Aber der Aufwand so einer Produktion ist schon sehr hoch, vor allem der zeitliche.
Bocelli: Sicher. Es hat letztlich auch wenig zu tun mit unserer eigentlichen Tätigkeit. Ich habe dabei aber immer versucht, die Zeiten zu optimieren. Normalerweise kann ich in den Räumen hinter der Bühne die Zeit für andere Dinge nutzen. Ich habe immer meinen Pianisten dabei und die Noten für die Stücke, die ich lernen muss. Im Moment bin ich dabei, den Faust einzustudieren, dafür versuche ich die Zeit bestmöglichst zu nutzen. In manchen Fällen dauern solche Aufzeichnungen ja einen ganzen Tag, da ist mein Zimmer hinter der Bühne normalerweise ausgestattet mit einem Klavier und all dem, was sonst noch nötig ist.

Wie lange sitzen Sie in der Maske?
Bocelli: Dafür nehme ich mir immer nur sehr wenig Zeit, weil ich es nicht besonders mag. Ich mache nur das Allernotwendigste für die Beleuchtung.
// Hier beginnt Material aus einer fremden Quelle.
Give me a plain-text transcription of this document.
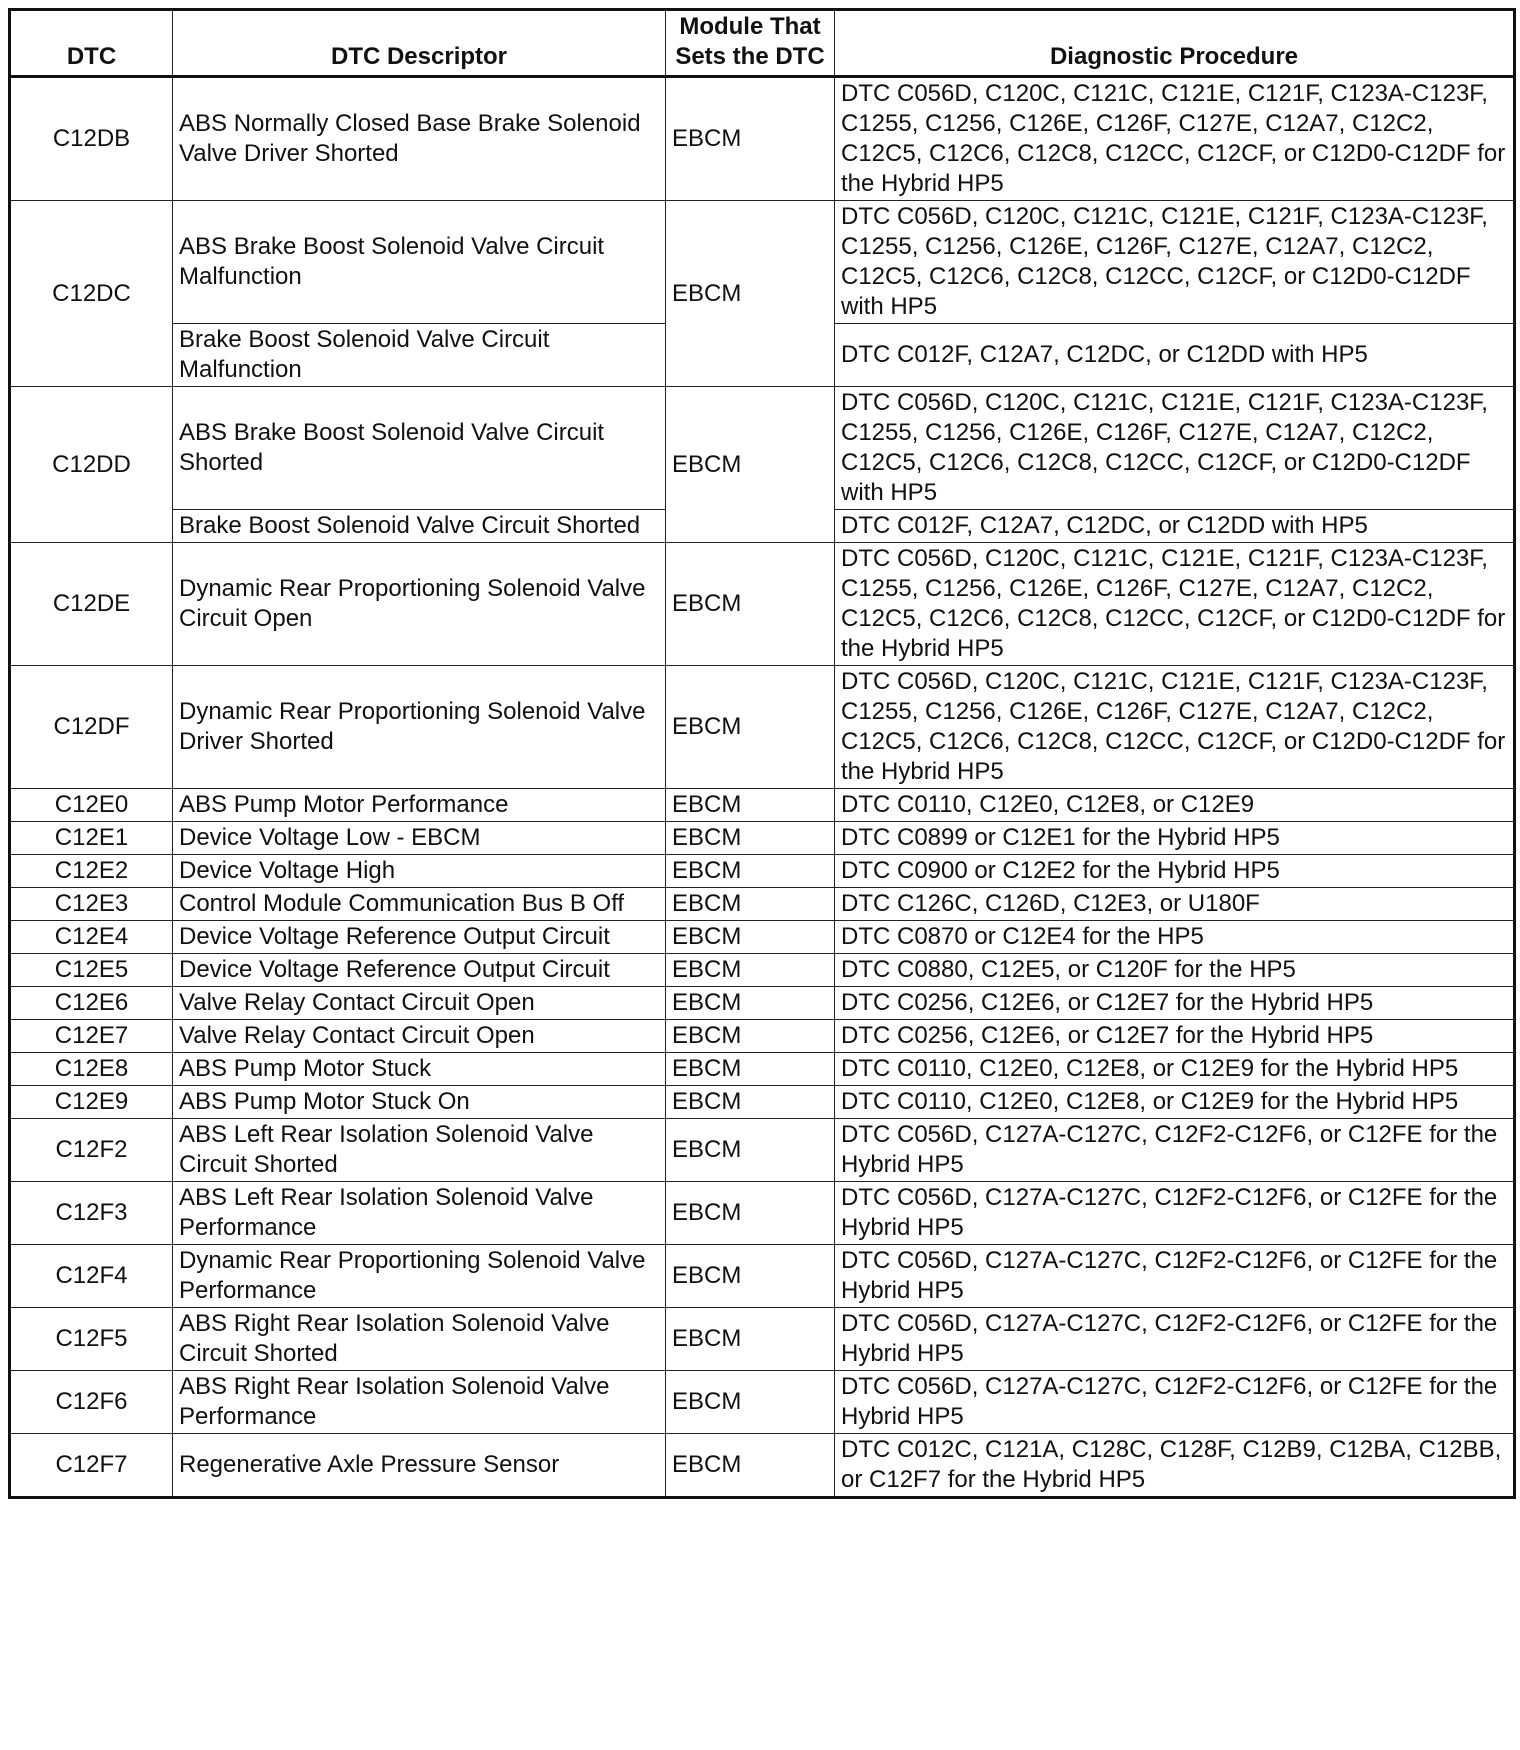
DTC	DTC Descriptor	Module That Sets the DTC	Diagnostic Procedure
C12DB	ABS Normally Closed Base Brake Solenoid Valve Driver Shorted	EBCM	DTC C056D, C120C, C121C, C121E, C121F, C123A-C123F, C1255, C1256, C126E, C126F, C127E, C12A7, C12C2, C12C5, C12C6, C12C8, C12CC, C12CF, or C12D0-C12DF for the Hybrid HP5
C12DC	ABS Brake Boost Solenoid Valve Circuit Malfunction	EBCM	DTC C056D, C120C, C121C, C121E, C121F, C123A-C123F, C1255, C1256, C126E, C126F, C127E, C12A7, C12C2, C12C5, C12C6, C12C8, C12CC, C12CF, or C12D0-C12DF with HP5
	Brake Boost Solenoid Valve Circuit Malfunction		DTC C012F, C12A7, C12DC, or C12DD with HP5
C12DD	ABS Brake Boost Solenoid Valve Circuit Shorted	EBCM	DTC C056D, C120C, C121C, C121E, C121F, C123A-C123F, C1255, C1256, C126E, C126F, C127E, C12A7, C12C2, C12C5, C12C6, C12C8, C12CC, C12CF, or C12D0-C12DF with HP5
	Brake Boost Solenoid Valve Circuit Shorted		DTC C012F, C12A7, C12DC, or C12DD with HP5
C12DE	Dynamic Rear Proportioning Solenoid Valve Circuit Open	EBCM	DTC C056D, C120C, C121C, C121E, C121F, C123A-C123F, C1255, C1256, C126E, C126F, C127E, C12A7, C12C2, C12C5, C12C6, C12C8, C12CC, C12CF, or C12D0-C12DF for the Hybrid HP5
C12DF	Dynamic Rear Proportioning Solenoid Valve Driver Shorted	EBCM	DTC C056D, C120C, C121C, C121E, C121F, C123A-C123F, C1255, C1256, C126E, C126F, C127E, C12A7, C12C2, C12C5, C12C6, C12C8, C12CC, C12CF, or C12D0-C12DF for the Hybrid HP5
C12E0	ABS Pump Motor Performance	EBCM	DTC C0110, C12E0, C12E8, or C12E9
C12E1	Device Voltage Low - EBCM	EBCM	DTC C0899 or C12E1 for the Hybrid HP5
C12E2	Device Voltage High	EBCM	DTC C0900 or C12E2 for the Hybrid HP5
C12E3	Control Module Communication Bus B Off	EBCM	DTC C126C, C126D, C12E3, or U180F
C12E4	Device Voltage Reference Output Circuit	EBCM	DTC C0870 or C12E4 for the HP5
C12E5	Device Voltage Reference Output Circuit	EBCM	DTC C0880, C12E5, or C120F for the HP5
C12E6	Valve Relay Contact Circuit Open	EBCM	DTC C0256, C12E6, or C12E7 for the Hybrid HP5
C12E7	Valve Relay Contact Circuit Open	EBCM	DTC C0256, C12E6, or C12E7 for the Hybrid HP5
C12E8	ABS Pump Motor Stuck	EBCM	DTC C0110, C12E0, C12E8, or C12E9 for the Hybrid HP5
C12E9	ABS Pump Motor Stuck On	EBCM	DTC C0110, C12E0, C12E8, or C12E9 for the Hybrid HP5
C12F2	ABS Left Rear Isolation Solenoid Valve Circuit Shorted	EBCM	DTC C056D, C127A-C127C, C12F2-C12F6, or C12FE for the Hybrid HP5
C12F3	ABS Left Rear Isolation Solenoid Valve Performance	EBCM	DTC C056D, C127A-C127C, C12F2-C12F6, or C12FE for the Hybrid HP5
C12F4	Dynamic Rear Proportioning Solenoid Valve Performance	EBCM	DTC C056D, C127A-C127C, C12F2-C12F6, or C12FE for the Hybrid HP5
C12F5	ABS Right Rear Isolation Solenoid Valve Circuit Shorted	EBCM	DTC C056D, C127A-C127C, C12F2-C12F6, or C12FE for the Hybrid HP5
C12F6	ABS Right Rear Isolation Solenoid Valve Performance	EBCM	DTC C056D, C127A-C127C, C12F2-C12F6, or C12FE for the Hybrid HP5
C12F7	Regenerative Axle Pressure Sensor	EBCM	DTC C012C, C121A, C128C, C128F, C12B9, C12BA, C12BB, or C12F7 for the Hybrid HP5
Herr Bocelli, was ist Erfolg?
Bocelli: Erfolg ist in gewisser Hinsicht ein Zufall. Ein zufälliges Ereignis, das einem unterwegs passieren kann. Es ist eine ungewöhnliche Situation, die einem viel gibt – die einem aber auch viel wegnimmt. Man bekommt einerseits die Zuneigung der Leute, auch ihre Hochachtung und Dankbarkeit. In vielen Fällen erlangt man auch finanziell eine beruhigende Situation. Andererseits leidet das Private darunter.

Wie fühlt sich Erfolg an?
Bocelli: Ich denke da eigentlich nicht drüber nach. Ich versuche so eine Situation zu erkunden wie alles andere, was zu mir gehört und wie alle anderen Dinge, die mich umgeben. Und wenn ich mit der Arbeit fertig bin und wieder nach Hause komme, bleibt eigentlich alles, was mit der Arbeit zu tun hat, vor der Haustür.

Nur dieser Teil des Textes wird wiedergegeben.